Die gesundheitlichen Nebenwirkungen von Asbest waren schon lange bekannt, doch erst im Jahr 1993 führten sie zu einem endgültigen Verbot des krebserregenden Silikats. Heutzutage sind Herstellung, Wiederverwendung und Verbreitung von asbesthaltigen Produkten zwar untersagt, dennoch sind viele belastete Materialien immer noch nicht entsorgt. Schätzungen von Experten zufolge liegen bis zu 700 Millionen Quadratmeter Asbestplatten auf deutschen Dächern. Dieser Artikel soll Ihnen ein Bild darüber verschaffen, wie der gefährliche Stoff über die Jahrhunderte so breite Verwendung finden konnte, wie Sie Asbest erkennen und wie die Lage heutzutage ist.

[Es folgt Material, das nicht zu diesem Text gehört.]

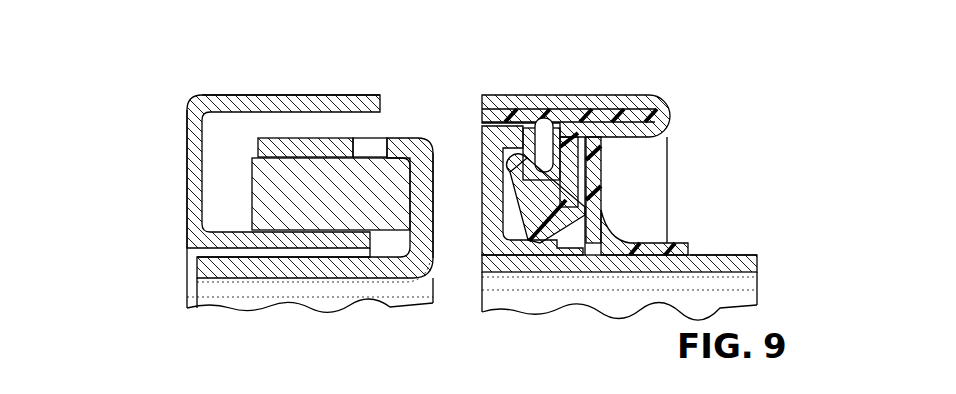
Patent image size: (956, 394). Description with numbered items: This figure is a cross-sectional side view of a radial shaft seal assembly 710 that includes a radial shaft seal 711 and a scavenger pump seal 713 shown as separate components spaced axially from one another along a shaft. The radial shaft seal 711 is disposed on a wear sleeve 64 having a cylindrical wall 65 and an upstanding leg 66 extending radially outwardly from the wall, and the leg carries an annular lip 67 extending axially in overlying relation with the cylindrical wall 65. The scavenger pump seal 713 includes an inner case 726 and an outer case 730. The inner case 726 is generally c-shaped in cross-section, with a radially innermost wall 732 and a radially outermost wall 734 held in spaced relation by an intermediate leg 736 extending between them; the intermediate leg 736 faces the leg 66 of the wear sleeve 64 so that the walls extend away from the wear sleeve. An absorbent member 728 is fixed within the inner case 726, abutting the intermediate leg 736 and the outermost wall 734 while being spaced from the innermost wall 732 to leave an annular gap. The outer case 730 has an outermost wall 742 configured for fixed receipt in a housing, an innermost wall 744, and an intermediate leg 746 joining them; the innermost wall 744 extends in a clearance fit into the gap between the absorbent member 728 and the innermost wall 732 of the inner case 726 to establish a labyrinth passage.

The scavenger pump seal 713 is at (285, 189).
The outer case 730 is at (246, 128).
The outermost wall 742 is at (273, 94).
The intermediate leg 746 is at (186, 195).
The outermost wall 734 is at (318, 137).
The absorbent member 728 is at (371, 187).
The innermost wall 744 is at (243, 250).
The innermost wall 732 is at (333, 247).
The intermediate leg 736 is at (433, 222).
The inner case 726 is at (298, 316).
The radial shaft seal assembly 710 is at (620, 174).
The radial shaft seal 711 is at (618, 159).
The upstanding leg 66 is at (486, 155).
The annular lip 67 is at (538, 118).
The cylindrical wall 65 is at (700, 252).
The wear sleeve 64 is at (638, 254).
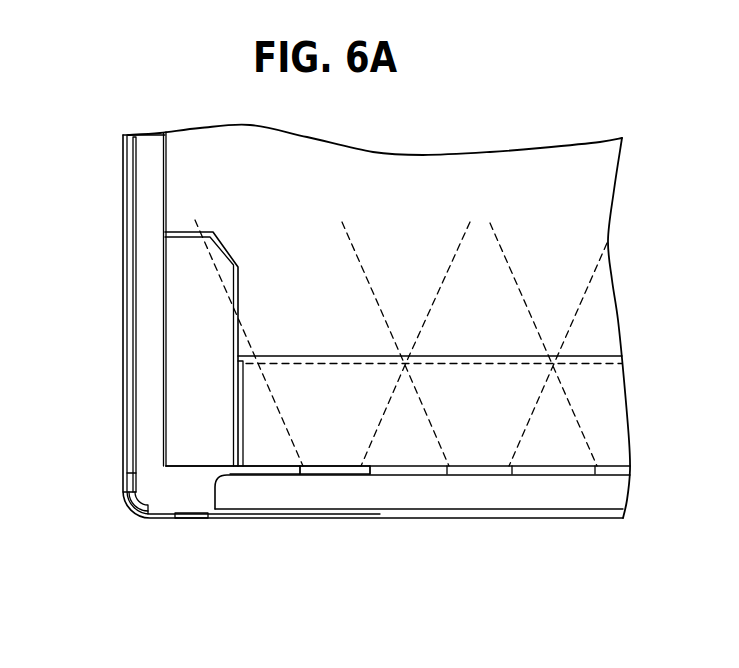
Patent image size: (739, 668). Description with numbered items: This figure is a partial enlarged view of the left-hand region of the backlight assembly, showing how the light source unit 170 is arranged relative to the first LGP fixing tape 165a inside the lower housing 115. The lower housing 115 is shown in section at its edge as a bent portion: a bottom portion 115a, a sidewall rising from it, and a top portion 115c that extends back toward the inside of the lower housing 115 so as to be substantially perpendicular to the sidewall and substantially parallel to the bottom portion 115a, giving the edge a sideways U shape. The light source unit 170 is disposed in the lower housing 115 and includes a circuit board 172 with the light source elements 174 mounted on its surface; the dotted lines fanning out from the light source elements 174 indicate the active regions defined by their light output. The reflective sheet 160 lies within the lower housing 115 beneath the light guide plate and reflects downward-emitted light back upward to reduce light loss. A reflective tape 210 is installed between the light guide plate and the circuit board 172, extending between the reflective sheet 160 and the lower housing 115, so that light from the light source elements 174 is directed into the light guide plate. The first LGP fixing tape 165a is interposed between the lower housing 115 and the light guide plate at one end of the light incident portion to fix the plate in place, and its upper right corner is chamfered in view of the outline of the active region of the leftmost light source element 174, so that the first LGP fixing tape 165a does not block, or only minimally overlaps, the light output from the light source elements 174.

The lower housing 115 is at (150, 418).
The bottom portion 115a is at (165, 480).
The top portion 115c is at (408, 490).
The reflective sheet 160 is at (180, 163).
The first LGP fixing tape 165a is at (183, 308).
The light source unit 170 is at (398, 552).
The circuit board 172 is at (275, 468).
The light source elements 174 is at (338, 468).
The reflective tape 210 is at (487, 440).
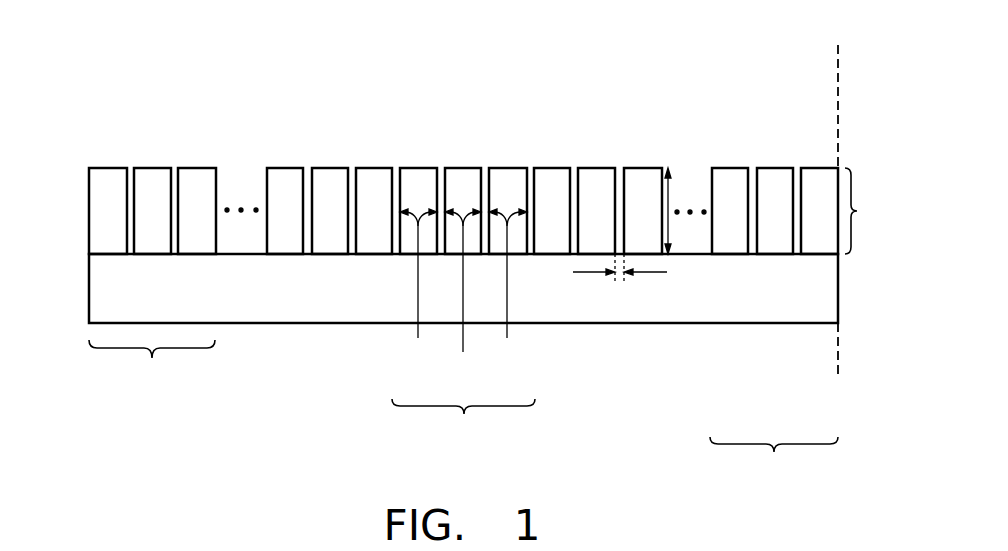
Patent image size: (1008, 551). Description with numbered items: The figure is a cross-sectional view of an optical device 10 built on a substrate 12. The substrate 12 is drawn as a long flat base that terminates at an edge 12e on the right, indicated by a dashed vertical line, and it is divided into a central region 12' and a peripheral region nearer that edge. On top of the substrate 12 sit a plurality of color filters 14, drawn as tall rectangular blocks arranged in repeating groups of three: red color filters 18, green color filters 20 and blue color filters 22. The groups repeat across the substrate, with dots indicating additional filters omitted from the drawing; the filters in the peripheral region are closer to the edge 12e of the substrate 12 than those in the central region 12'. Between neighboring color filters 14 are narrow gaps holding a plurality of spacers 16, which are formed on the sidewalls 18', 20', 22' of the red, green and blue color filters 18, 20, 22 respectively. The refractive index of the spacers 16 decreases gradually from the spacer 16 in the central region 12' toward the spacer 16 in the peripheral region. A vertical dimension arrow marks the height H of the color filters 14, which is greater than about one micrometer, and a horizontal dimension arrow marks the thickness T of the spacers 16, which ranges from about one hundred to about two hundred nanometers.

The optical device 10 is at (30, 41).
The substrate 12 is at (492, 288).
The central region 12' is at (463, 426).
The edge 12e is at (840, 229).
The color filters 14 is at (870, 211).
The spacers 16 is at (130, 243).
The red color filters 18 is at (418, 170).
The green color filters 20 is at (463, 170).
The blue color filters 22 is at (508, 170).
The sidewalls of the red color filters 18' is at (419, 288).
The sidewalls of the green color filters 20' is at (462, 294).
The sidewalls of the blue color filters 22' is at (507, 288).
The height of the color filters H is at (670, 200).
The thickness of the spacers T is at (620, 283).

Wie Asbest in Antike und Mittelalter eingesetzt wurde
Die erste schriftliche Erwähnung von Asbest lässt sich bis ins dritte Jahrhundert vor Christus zurückverfolgen. Der griechische Philosoph und Naturforscher Theophrast erwähnte das Mineral in einem Buch über Steine. Die ewige Flamme auf der Akropolis in Athen verfügte zu dieser Zeit über einen Docht aus Asbest.

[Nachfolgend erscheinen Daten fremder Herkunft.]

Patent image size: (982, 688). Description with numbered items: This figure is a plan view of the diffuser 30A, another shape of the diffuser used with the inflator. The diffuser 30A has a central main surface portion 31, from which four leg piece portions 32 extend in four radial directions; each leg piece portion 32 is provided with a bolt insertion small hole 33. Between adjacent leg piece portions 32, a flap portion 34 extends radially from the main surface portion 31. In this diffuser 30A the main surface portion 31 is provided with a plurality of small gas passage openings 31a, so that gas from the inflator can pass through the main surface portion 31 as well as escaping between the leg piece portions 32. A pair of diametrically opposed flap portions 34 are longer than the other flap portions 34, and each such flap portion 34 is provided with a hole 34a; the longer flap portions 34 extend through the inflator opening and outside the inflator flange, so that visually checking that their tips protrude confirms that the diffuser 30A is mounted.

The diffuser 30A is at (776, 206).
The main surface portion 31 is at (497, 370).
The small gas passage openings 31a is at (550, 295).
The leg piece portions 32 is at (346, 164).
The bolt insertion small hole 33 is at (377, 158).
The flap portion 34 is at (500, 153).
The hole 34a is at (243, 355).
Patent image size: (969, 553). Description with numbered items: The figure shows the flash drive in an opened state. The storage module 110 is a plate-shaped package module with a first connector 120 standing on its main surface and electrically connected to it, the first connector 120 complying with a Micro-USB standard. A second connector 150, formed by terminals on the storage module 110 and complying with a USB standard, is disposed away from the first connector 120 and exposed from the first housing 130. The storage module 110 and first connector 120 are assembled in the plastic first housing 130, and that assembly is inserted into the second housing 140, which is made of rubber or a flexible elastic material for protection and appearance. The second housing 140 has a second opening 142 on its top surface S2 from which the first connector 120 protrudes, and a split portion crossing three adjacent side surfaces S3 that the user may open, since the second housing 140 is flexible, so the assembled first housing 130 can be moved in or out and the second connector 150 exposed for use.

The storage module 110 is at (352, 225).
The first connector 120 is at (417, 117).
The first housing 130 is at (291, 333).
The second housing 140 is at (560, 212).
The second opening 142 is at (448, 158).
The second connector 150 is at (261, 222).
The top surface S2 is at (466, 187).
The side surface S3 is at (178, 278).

Im alten Rom berichtete der Gelehrte Plinius der Ältere von Tüchern aus „unbrennbaren Leinen“, die bei Tisch verwendet wurden und durch das Feuer gereinigt werden konnten. Auch sprach er von Leichentüchern aus Asbestgewebe, die für Könige verwendet wurden. Nach der Einäscherung der Leichen konnte dank dieser Tücher die Asche der Körper einfach vom Übrigen getrennt werden. Aus dem ersten Jahrtausend nach Christus sind zahlreiche Berichte über Asbest von Europa bis China überliefert, wenngleich sich nur wohlhabende Menschen Produkte aus dem Material leisten konnten.
Zu Zeiten des Mittelalters ging das Wissen um die Herkunft von Asbest in Europa verloren. Zeitgleich entstanden Gerüchte, dass es sich bei dem Material um Schuppen von drachenartigen Reptilien oder sogar um Federn des Vogels Phönix handeln könnte. Einer Legende zufolge beeindruckte der spanische König Karl V. seine Gäste durch die Reinigung seiner Tischdecke im Feuer. Auch hier handelt es sich aller Wahrscheinlichkeit nach um asbesthaltiges Material.
Wie das Mineral im 20. Jahrhundert seine größte Verbreitung fand
In der Neuzeit fand das Silikat erstmals um das Jahr 1820 eine ernsthafte Anwendung, als die Asbestfasern zu feuerfester Bekleidung für Feuerwehrleute verarbeitet wurden. Kurz darauf folgten Anwendungen wie die Verwendung für feuerfeste Dächer oder Wärmedämmungen für Dampfmaschinen. Bald entdeckten die Weinhändler Theo und Geo Seitz die hervorragenden Filtrationseigenschaften von Asbestanschwemmfiltern und gründeten 1887 die Firma Seitz in Bad Kreuznach, die auf Filter spezialisiert war.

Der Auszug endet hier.